Qui Tam Representation For Medicare Fraud and Other Healthcare Fraud Whistleblowers
When you are contemplating taking action, you need a law firm that knows the healthcare system from the clinical to reimbursement perspective. We know the healthcare laws and regulations associated with your case. We share the frustration and moral outrage at what you have encountered. We will walk you through what you can expect step by step. Know that we speak the same language you do. We look forward to hearing from you. All communications are completely confidential. We have represented strong, courageous, and principled whistleblowers for over a decade and will be happy to review your case facts if they meet the firm’s requirements.
Healthcare Fraud involves violation of laws affecting patient care; false claims associated with the provision of health care such as medical care or services and items; medical diagnosis and treatment; drugs and biologicals; supplies, appliances, equipment, hospitals and other facilities; and violations of the Stark and/or Kickback statutes.

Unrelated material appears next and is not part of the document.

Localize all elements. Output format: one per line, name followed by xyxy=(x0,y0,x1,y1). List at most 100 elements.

Medicare Fraud involving individuals 65 years and older and also those with disabilities covered by the Medicare program. The largest federally-funded healthcare program, medicare fraud occurs in various ways such as false claims regarding fees for services, cost reports, per diem, DRG’s, RUG’s, APC’s, capitation, outcomes, and more.
Hospital Fraud can take many forms, but typically involves the upcoding of diagnosis related group claims for inpatients; the upcoding of observation claims; the upcoding of ambulatory payment classifications for outpatients; the submission of false data to CMS contained in cost reports and other documents; failure to return over-payments; or the knowing violation of certain laws or regulations.
Part D provides a voluntary, outpatient prescription drug benefit for Medicare-eligible patients. Part D sponsors offer drug coverage either through stand-alone prescription drug plans(PDP) or through Medicare Advantage prescription drug (MA-PD) plans. Fraud involves false bids, false PDE data, and other false representations in documents submitted to CMS.
Medical Equipment Fraud involves or emanates from the approval, manufacture, marketing, distribution, or pricing of medical equipment. This includes implanted devices without FDA approval; manufacturing in violation of the CGMP’s; promotion for unapproved and dangerous uses, or patient populations; and so on.